The top United Nations envoy to the country, Babacar Gaye, said the clashes were a "very serious" matter.
"Soldiers from the international forces MISCA and Sangaris -- whose actions I salute -- have been attacked by armed groups. Which is something very serious involving soldiers acting with a mandate from the United Nations Security Council," he told a press conference in Bangui.
Some 8,000 foreign troops are working to disarm Central African rebel groups after a year of inter-religious violence.
Security is tight ahead of this week's first anniversary of the toppling of Francois Bozize by majority-Muslim Seleka rebels, which sparked the current unrest.
The country's interim president Catherine Samba Panza also denounced the attacks on national radio.
"It is not acceptable that these forces have become targets of certain armed groups who do not want peace," she said, while promising that the peacekeeping forces would carry on their work.
"From Bangui to the rest of the country, they will carry on disarming these groups wherever they are. Believe me, we will not have a lawless zone."
The so-called "anti-balaka" militias were formed in response to killing and pillaging by Seleka rebels who went rogue after last year's coup.
Anti-balaka means "anti-machete" in the local Sango language and refers to the weapon of choice wielded by the Seleka -- but also taken up by the vigilantes.
Thousands have been killed and around a quarter of the country's 4.6 million people displaced.
Muslim residents of Bangui have been besieged for weeks by the anti-balaka as well as by looters in the PK-5 commercial district of the city.
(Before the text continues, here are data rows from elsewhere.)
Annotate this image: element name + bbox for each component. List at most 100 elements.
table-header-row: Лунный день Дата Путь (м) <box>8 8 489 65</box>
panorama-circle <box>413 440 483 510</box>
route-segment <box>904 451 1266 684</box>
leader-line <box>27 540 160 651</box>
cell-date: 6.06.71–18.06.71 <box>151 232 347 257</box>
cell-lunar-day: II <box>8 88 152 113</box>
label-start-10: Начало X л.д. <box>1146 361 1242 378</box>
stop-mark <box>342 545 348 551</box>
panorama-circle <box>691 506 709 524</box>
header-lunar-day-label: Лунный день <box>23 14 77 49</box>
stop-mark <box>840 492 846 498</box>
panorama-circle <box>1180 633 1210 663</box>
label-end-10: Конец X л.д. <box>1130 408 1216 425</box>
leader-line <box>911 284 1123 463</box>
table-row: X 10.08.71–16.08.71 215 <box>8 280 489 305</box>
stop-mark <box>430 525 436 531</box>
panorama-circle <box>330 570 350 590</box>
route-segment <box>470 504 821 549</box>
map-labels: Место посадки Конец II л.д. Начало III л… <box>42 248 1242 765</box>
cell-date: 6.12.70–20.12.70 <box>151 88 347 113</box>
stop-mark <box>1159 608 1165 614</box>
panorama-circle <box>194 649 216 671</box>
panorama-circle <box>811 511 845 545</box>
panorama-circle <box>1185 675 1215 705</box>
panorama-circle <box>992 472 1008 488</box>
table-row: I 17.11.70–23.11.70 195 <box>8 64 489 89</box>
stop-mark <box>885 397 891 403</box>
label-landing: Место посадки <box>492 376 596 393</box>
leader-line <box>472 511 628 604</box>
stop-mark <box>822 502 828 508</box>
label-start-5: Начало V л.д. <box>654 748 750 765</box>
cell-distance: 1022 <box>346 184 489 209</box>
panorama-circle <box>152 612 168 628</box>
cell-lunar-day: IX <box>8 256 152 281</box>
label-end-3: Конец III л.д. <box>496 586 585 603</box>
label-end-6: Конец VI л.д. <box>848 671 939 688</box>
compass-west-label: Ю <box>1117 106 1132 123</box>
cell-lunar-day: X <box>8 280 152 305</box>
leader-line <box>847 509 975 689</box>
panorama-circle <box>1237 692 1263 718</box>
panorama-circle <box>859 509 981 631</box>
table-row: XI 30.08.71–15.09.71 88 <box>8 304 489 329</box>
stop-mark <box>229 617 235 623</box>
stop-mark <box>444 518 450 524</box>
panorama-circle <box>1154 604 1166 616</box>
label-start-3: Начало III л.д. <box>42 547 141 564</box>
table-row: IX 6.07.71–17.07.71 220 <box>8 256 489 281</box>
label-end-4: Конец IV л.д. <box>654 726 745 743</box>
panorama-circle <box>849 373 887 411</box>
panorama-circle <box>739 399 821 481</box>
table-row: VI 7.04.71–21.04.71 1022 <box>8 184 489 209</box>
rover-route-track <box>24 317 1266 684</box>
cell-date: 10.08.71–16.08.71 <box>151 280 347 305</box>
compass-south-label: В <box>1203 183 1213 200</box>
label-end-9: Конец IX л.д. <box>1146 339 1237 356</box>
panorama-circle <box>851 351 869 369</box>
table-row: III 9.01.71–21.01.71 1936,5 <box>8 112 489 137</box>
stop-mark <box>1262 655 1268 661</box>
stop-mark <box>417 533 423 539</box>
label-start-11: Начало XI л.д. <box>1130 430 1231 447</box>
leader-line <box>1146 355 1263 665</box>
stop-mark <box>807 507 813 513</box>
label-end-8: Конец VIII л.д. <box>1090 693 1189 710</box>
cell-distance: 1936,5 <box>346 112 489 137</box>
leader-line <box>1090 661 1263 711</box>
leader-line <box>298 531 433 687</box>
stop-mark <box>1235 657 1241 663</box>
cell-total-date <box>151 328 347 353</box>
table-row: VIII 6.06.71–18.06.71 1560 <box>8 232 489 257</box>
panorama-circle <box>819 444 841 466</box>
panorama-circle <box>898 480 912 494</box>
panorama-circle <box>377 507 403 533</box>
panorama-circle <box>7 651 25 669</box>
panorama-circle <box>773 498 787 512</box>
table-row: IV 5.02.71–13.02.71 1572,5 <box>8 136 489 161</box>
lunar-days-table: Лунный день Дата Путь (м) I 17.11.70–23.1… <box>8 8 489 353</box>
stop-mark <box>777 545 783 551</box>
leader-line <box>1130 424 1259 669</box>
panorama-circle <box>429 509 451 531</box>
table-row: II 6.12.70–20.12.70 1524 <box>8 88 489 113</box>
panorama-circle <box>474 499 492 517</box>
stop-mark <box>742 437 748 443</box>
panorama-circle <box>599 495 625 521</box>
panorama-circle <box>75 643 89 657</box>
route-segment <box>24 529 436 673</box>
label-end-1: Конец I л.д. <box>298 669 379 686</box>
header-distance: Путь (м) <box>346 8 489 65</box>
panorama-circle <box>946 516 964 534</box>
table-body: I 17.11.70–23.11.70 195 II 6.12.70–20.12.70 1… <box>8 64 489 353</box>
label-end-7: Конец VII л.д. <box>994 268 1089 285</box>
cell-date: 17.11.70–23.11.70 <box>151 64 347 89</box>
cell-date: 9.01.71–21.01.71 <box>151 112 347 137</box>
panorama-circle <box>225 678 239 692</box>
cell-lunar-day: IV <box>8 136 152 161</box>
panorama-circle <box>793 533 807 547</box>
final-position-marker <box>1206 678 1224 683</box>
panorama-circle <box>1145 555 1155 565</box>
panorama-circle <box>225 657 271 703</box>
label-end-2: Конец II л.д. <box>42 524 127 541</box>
Both French and African troops opened fire during the recent fighting, according to military officials. Local residents said they shot dead eight members of the anti-balaka, including a militia leader.
- Abuses going unpunished -
The UN's expert on the CAR warned Wednesday that serious rights abuses were going unpunished.
"The human rights situation has continued to deteriorate since the crisis began, despite all the efforts deployed by the new authorities and the international community," said Marie-Therese Keita Bocoum in a report.
"Violations and the most appalling kinds of abuses are taking place without any form of justice," said Bocoum, who visited the country this month after the UN Human Rights Council appointed her to assess the situation.
Bocoum named the anti-balaka, but also said the Lord's Resistance Army -- which originated in Uganda -- was partly responsible for a spike in attacks on Muslims.
Underscoring global concern about the situation, the head of the International Committee of the Red Cross, Peter Maurer, arrived in Bangui on Wednesday for a three-day visit.
"Months of unprecedented armed conflict and inter-religious violence have caused a catastrophic humanitarian situation," said the ICRC, which has 400 workers in the impoverished country.
Almost 2,000 French troops have been sent to the landlocked nation to support the 6,000 MISCA soldiers in their bid to restore a modicum of security.
The international forces initially focused on disarming the Seleka fighters in Bangui, but in recent weeks both foreign peacekeepers and the Central African authorities have warned of the need to address abuses by the anti-balaka.
Responding to the general's allegations, Emotion Brice Namsio, who describes himself as an anti-balaka coordinator, denied that the vigilantes had fired on peacekeepers.
MISCA troops "began firing on peaceful civilians and everyone always wants to pin the blame on the anti-balaka. No, it's too much," he told reporters.
"The anti-balaka... are not enemies of the peace, rather, it is MISCA that is an enemy of the central African people."